Invasive species, such as the Eurasian watermilfoil that clogs the waters of Cazenovia Lake, love phosphorus-laden water.
As local leaders consider chemical treatments and other mitigation methods to rid the lake of milfoil and other troublesome weeds, town officials are moving forward with a law aimed at limiting future problems.
They're hoping that those who live near the lake will stop feeding the weeds.
The Cazenovia Town Board is considering the area's first ban on fertilizers with phosphorus to give homeowners in the lake watershed a share of responsibility for the health of the 1,100-acre body of water.

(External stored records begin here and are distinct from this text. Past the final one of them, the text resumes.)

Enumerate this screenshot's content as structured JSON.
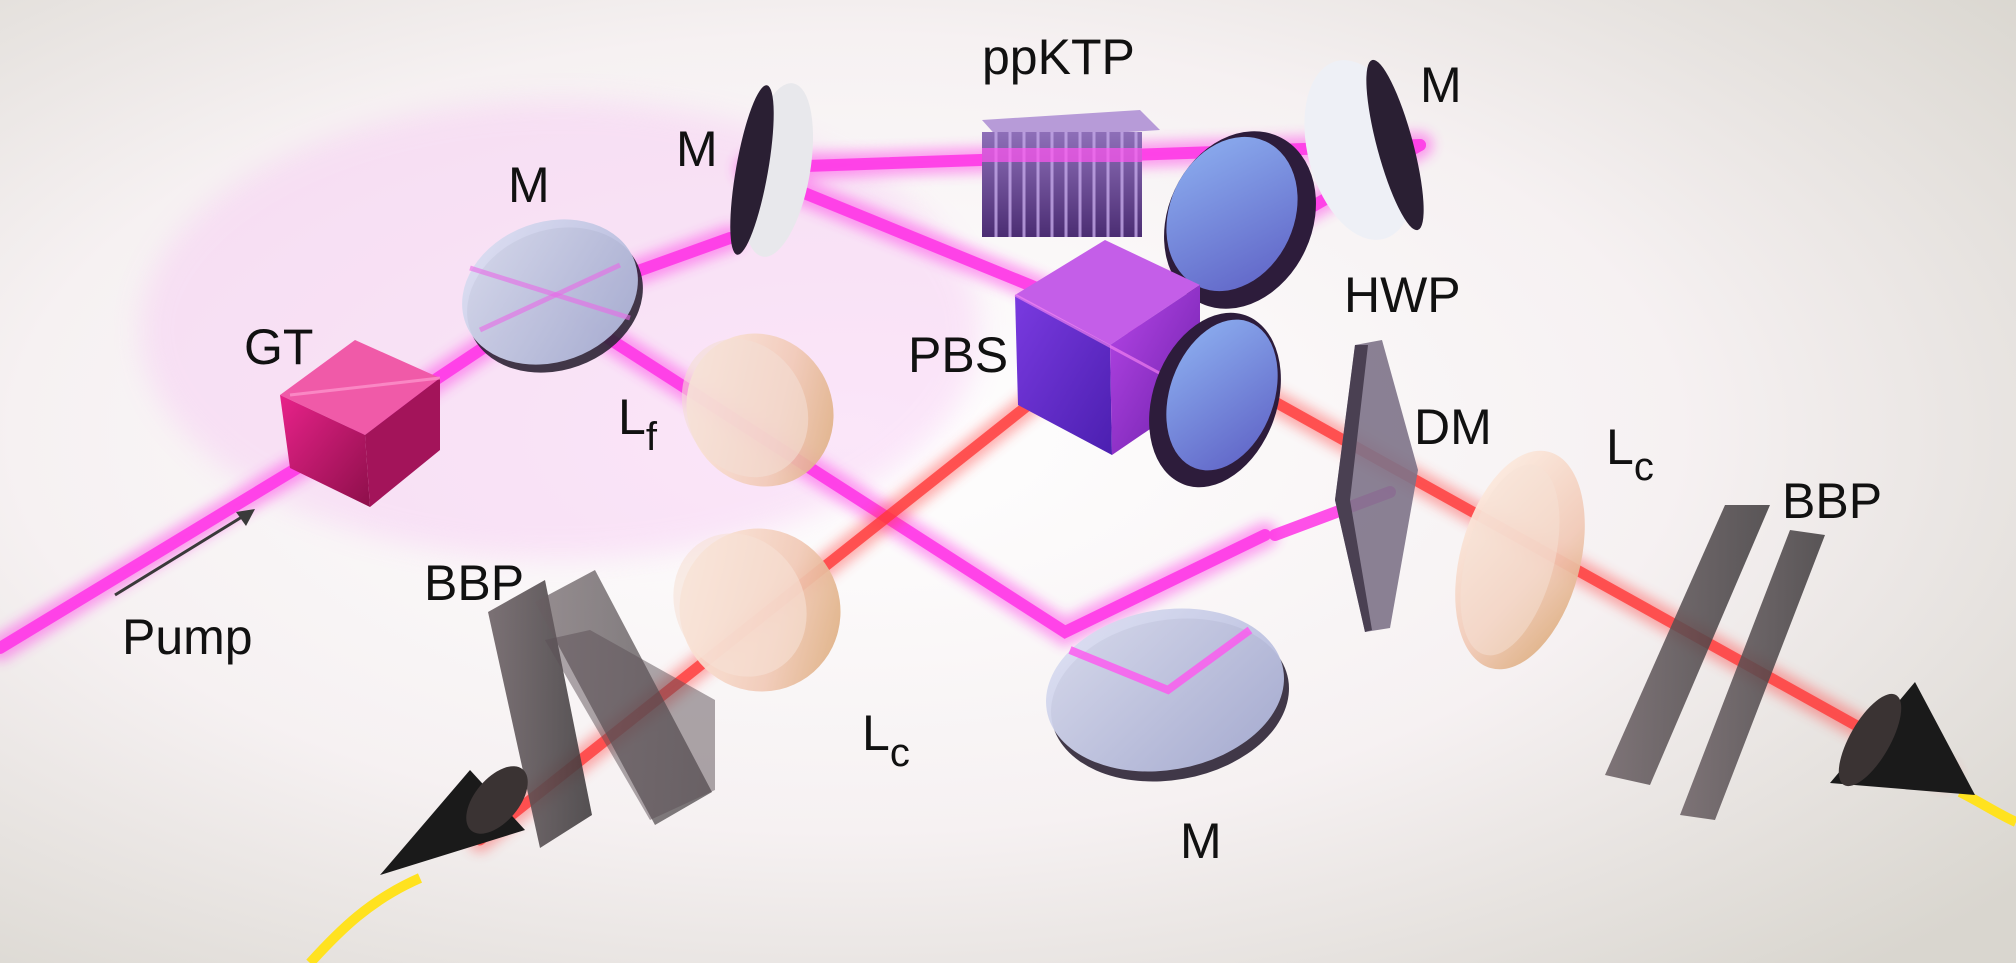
{
  "labels": {
    "pump": "Pump",
    "gt": "GT",
    "m_left": "M",
    "m_top": "M",
    "ppktp": "ppKTP",
    "m_right": "M",
    "hwp": "HWP",
    "pbs": "PBS",
    "lf_main": "L",
    "lf_sub": "f",
    "dm": "DM",
    "lc_right_main": "L",
    "lc_right_sub": "c",
    "bbp_right": "BBP",
    "bbp_left": "BBP",
    "lc_left_main": "L",
    "lc_left_sub": "c",
    "m_bottom": "M"
  },
  "colors": {
    "pump_beam": "#ff33e6",
    "photon_beam": "#ff3838",
    "mirror": "#c8cde8",
    "cube": "#8a2fd6",
    "gt_cube": "#d0186e",
    "fiber": "#ffe21f"
  }
}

Phosphorus is the main ingredient that drives the growth of algae and other nuisance plants in lakes. While the element naturally occurs in aquatic ecosystems, too much of it can trigger algae blooms and runaway plant growth, choking the water by depleting it of oxygen.
The state recognized the danger of too much phosphorus in the 1970s, banning it from laundry detergents as a means to protect lakes and streams from nutrient-rich wastewater.
Cazenovia's law would help bring the lake back into balance by reducing the nutrients found in residential runoff. Town officials will hold a public hearing and vote on the local law Monday evening.